Continuously distributed and broad‐ranging species that are habitat generalists provide an informative backdrop to understand how ecological and evolutionary factors have shaped regional biodiversity (Caro 2010). Because these species are neither imperiled nor have experienced drastic reductions in effective population sizes, they maintain historic signals of evolutionary changes in their genomes and can be proxies for understanding both historical and contemporary population connectivity to inform management and conservation approaches that account for both prior and current ecological conditions (Hopken et al. 2013). Of particular interest is elucidating zoonotic pathogen transmission pathways through an understanding of how continuously distributed reservoir species are connected across a region, which can inform management strategies to limit health risks to humans and animals.
Genetic approaches have informed wildlife management for decades through the identification of population and management units that inform targeted strategies to meet management objectives (Moritz 1994). In wildlife diseases, pathogen maintenance and attenuation have been directly linked to non‐random contact between individuals and populations of a host species; thus, understanding spatial structure, gene flow, and dispersal of the host species can help inform transmission pathways (Biek and Real 2010; Blanchong et al. 2016; Messinger and Ostling 2009). A pertinent example of genetics informing wildlife disease management at the landscape scale is tracking the source of multi‐host pathogen spread in sympatric species. Vander Wal et al. (2013) evaluated the population structure of two cervid species susceptible to Mycobacterium bovis . Through population genetic and epidemiological data, they determined that the spread of the pathogen among the two species was likely facilitated by dispersing white‐tailed deer ( Odocoileus virginianus ). The authors further argued for better incorporation of evolutionary approaches in wildlife disease management due to the multitude of questions that can be addressed with the methods (e.g., host‐pathogen‐environment dynamics; Van der Wal et al. 2014). Continuously distributed generalist species, however, pose challenges to commonly used population genetics analyses as the species often lack discrete population boundaries (assumptions of many analyses) even though dispersal distance is limited (Frantz et al. 2009; Schwartz and Mckelvey 2009). Spatial population genetics can help disentangle cryptic structure and spatial autocorrelation in systems where IBD may be the predominant mechanism impacting population connectivity and pathogen transmission (Frantz et al. 2009; Meirmans 2012).
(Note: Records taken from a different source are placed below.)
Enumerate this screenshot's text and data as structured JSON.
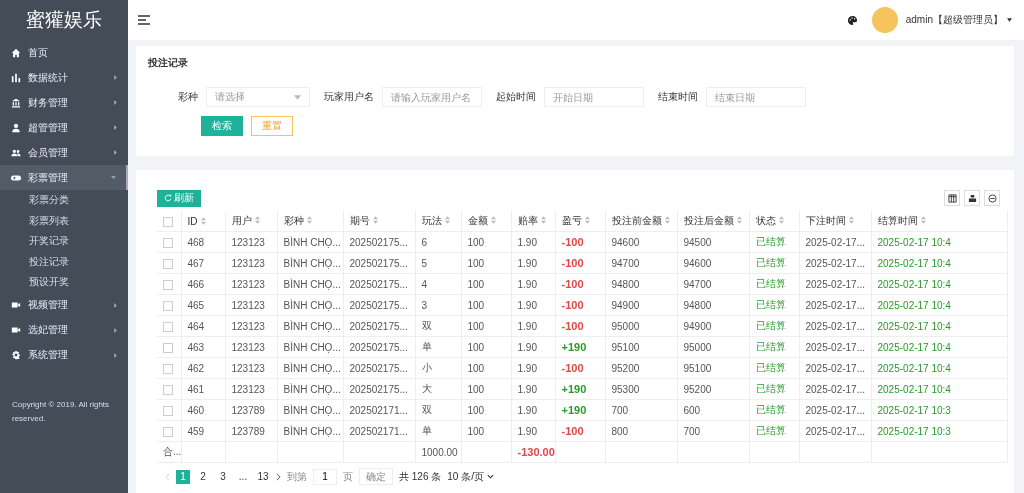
{
  "sidebar": {
    "logo": "蜜獾娱乐",
    "items": [
      {
        "label": "首页",
        "has_arrow": false,
        "expanded": false
      },
      {
        "label": "数据统计",
        "has_arrow": true,
        "expanded": false
      },
      {
        "label": "财务管理",
        "has_arrow": true,
        "expanded": false
      },
      {
        "label": "超管管理",
        "has_arrow": true,
        "expanded": false
      },
      {
        "label": "会员管理",
        "has_arrow": true,
        "expanded": false
      },
      {
        "label": "彩票管理",
        "has_arrow": true,
        "expanded": true,
        "children": [
          {
            "label": "彩票分类"
          },
          {
            "label": "彩票列表"
          },
          {
            "label": "开奖记录"
          },
          {
            "label": "投注记录"
          },
          {
            "label": "预设开奖"
          }
        ]
      },
      {
        "label": "视频管理",
        "has_arrow": true,
        "expanded": false
      },
      {
        "label": "选妃管理",
        "has_arrow": true,
        "expanded": false
      },
      {
        "label": "系统管理",
        "has_arrow": true,
        "expanded": false
      }
    ],
    "copyright": "Copyright © 2019. All rights reserved."
  },
  "topbar": {
    "user": "admin【超级管理员】"
  },
  "search": {
    "title": "投注记录",
    "fields": [
      {
        "label": "彩种",
        "placeholder": "请选择",
        "kind": "select"
      },
      {
        "label": "玩家用户名",
        "placeholder": "请输入玩家用户名",
        "kind": "text"
      },
      {
        "label": "起始时间",
        "placeholder": "开始日期",
        "kind": "text"
      },
      {
        "label": "结束时间",
        "placeholder": "结束日期",
        "kind": "text"
      }
    ],
    "buttons": [
      "检索",
      "重置"
    ]
  },
  "table": {
    "refresh": "刷新",
    "all_checked": false,
    "columns": [
      "ID",
      "用户",
      "彩种",
      "期号",
      "玩法",
      "金额",
      "赔率",
      "盈亏",
      "投注前金额",
      "投注后金额",
      "状态",
      "下注时间",
      "结算时间"
    ],
    "rows": [
      {
        "checked": false,
        "cells": [
          "468",
          "123123",
          "BÌNH CHỌ...",
          "202502175...",
          "6",
          "100",
          "1.90",
          "-100",
          "94600",
          "94500",
          "已结算",
          "2025-02-17...",
          "2025-02-17 10:4"
        ],
        "color": "#e54545"
      },
      {
        "checked": false,
        "cells": [
          "467",
          "123123",
          "BÌNH CHỌ...",
          "202502175...",
          "5",
          "100",
          "1.90",
          "-100",
          "94700",
          "94600",
          "已结算",
          "2025-02-17...",
          "2025-02-17 10:4"
        ],
        "color": "#e54545"
      },
      {
        "checked": false,
        "cells": [
          "466",
          "123123",
          "BÌNH CHỌ...",
          "202502175...",
          "4",
          "100",
          "1.90",
          "-100",
          "94800",
          "94700",
          "已结算",
          "2025-02-17...",
          "2025-02-17 10:4"
        ],
        "color": "#e54545"
      },
      {
        "checked": false,
        "cells": [
          "465",
          "123123",
          "BÌNH CHỌ...",
          "202502175...",
          "3",
          "100",
          "1.90",
          "-100",
          "94900",
          "94800",
          "已结算",
          "2025-02-17...",
          "2025-02-17 10:4"
        ],
        "color": "#e54545"
      },
      {
        "checked": false,
        "cells": [
          "464",
          "123123",
          "BÌNH CHỌ...",
          "202502175...",
          "双",
          "100",
          "1.90",
          "-100",
          "95000",
          "94900",
          "已结算",
          "2025-02-17...",
          "2025-02-17 10:4"
        ],
        "color": "#e54545"
      },
      {
        "checked": false,
        "cells": [
          "463",
          "123123",
          "BÌNH CHỌ...",
          "202502175...",
          "单",
          "100",
          "1.90",
          "+190",
          "95100",
          "95000",
          "已结算",
          "2025-02-17...",
          "2025-02-17 10:4"
        ],
        "color": "#2a9a2a"
      },
      {
        "checked": false,
        "cells": [
          "462",
          "123123",
          "BÌNH CHỌ...",
          "202502175...",
          "小",
          "100",
          "1.90",
          "-100",
          "95200",
          "95100",
          "已结算",
          "2025-02-17...",
          "2025-02-17 10:4"
        ],
        "color": "#e54545"
      },
      {
        "checked": false,
        "cells": [
          "461",
          "123123",
          "BÌNH CHỌ...",
          "202502175...",
          "大",
          "100",
          "1.90",
          "+190",
          "95300",
          "95200",
          "已结算",
          "2025-02-17...",
          "2025-02-17 10:4"
        ],
        "color": "#2a9a2a"
      },
      {
        "checked": false,
        "cells": [
          "460",
          "123789",
          "BÌNH CHỌ...",
          "202502171...",
          "双",
          "100",
          "1.90",
          "+190",
          "700",
          "600",
          "已结算",
          "2025-02-17...",
          "2025-02-17 10:3"
        ],
        "color": "#2a9a2a"
      },
      {
        "checked": false,
        "cells": [
          "459",
          "123789",
          "BÌNH CHỌ...",
          "202502171...",
          "单",
          "100",
          "1.90",
          "-100",
          "800",
          "700",
          "已结算",
          "2025-02-17...",
          "2025-02-17 10:3"
        ],
        "color": "#e54545"
      }
    ],
    "total": {
      "label": "合...",
      "amount": "1000.00",
      "profit": "-130.00",
      "color": "#e54545"
    }
  },
  "pager": {
    "pages": [
      {
        "label": "1",
        "selected": true
      },
      {
        "label": "2",
        "selected": false
      },
      {
        "label": "3",
        "selected": false
      },
      {
        "label": "...",
        "selected": false
      },
      {
        "label": "13",
        "selected": false
      }
    ],
    "goto": "到第",
    "page_value": "1",
    "page_unit": "页",
    "confirm": "确定",
    "count": "共 126 条",
    "size": "10 条/页"
  }
}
In this study, we use an HTS microhaplotype genotyping panel designed for raccoons and a repository containing thousands of tissue samples to evaluate the population genetic structure and gene flow patterns of raccoons in eastern North America. Consistent with prior studies, we expected patterns of IBD and used both non‐spatial and spatial clustering analyses. We utilized spatial autocorrelation analyses to highlight both contemporary and historical processes that shaped raccoon population structure and then provide perspective on the management of raccoon diseases with a particular focus on the control and local elimination of Lyssavirus rabies raccoon variant in North America.
Materials and Methods
2
Samples
2.1
Raccoon tissue samples for this study were a combination of samples previously analyzed in Hopken et al. (2023) and newly genotyped samples. The new samples were collected opportunistically during routine enhanced rabies surveillance and oral rabies vaccination monitoring activities from 2018 to 2022. Ear tissue samples were collected in silica beads from specimens and were stored at −80°C upon receipt from the field. Genomic DNA was extracted from tissues using the DNeasy Blood & Tissue Kit (Qiagen, Germantown, Maryland, US) following the Tissues and Rodent Tails protocol on a QIAcube (Qiagen). The DNA concentration of extracts was measured using a Qubit 4 Fluorometer (Thermo Fisher Scientific, Waltham, Massachusetts, US).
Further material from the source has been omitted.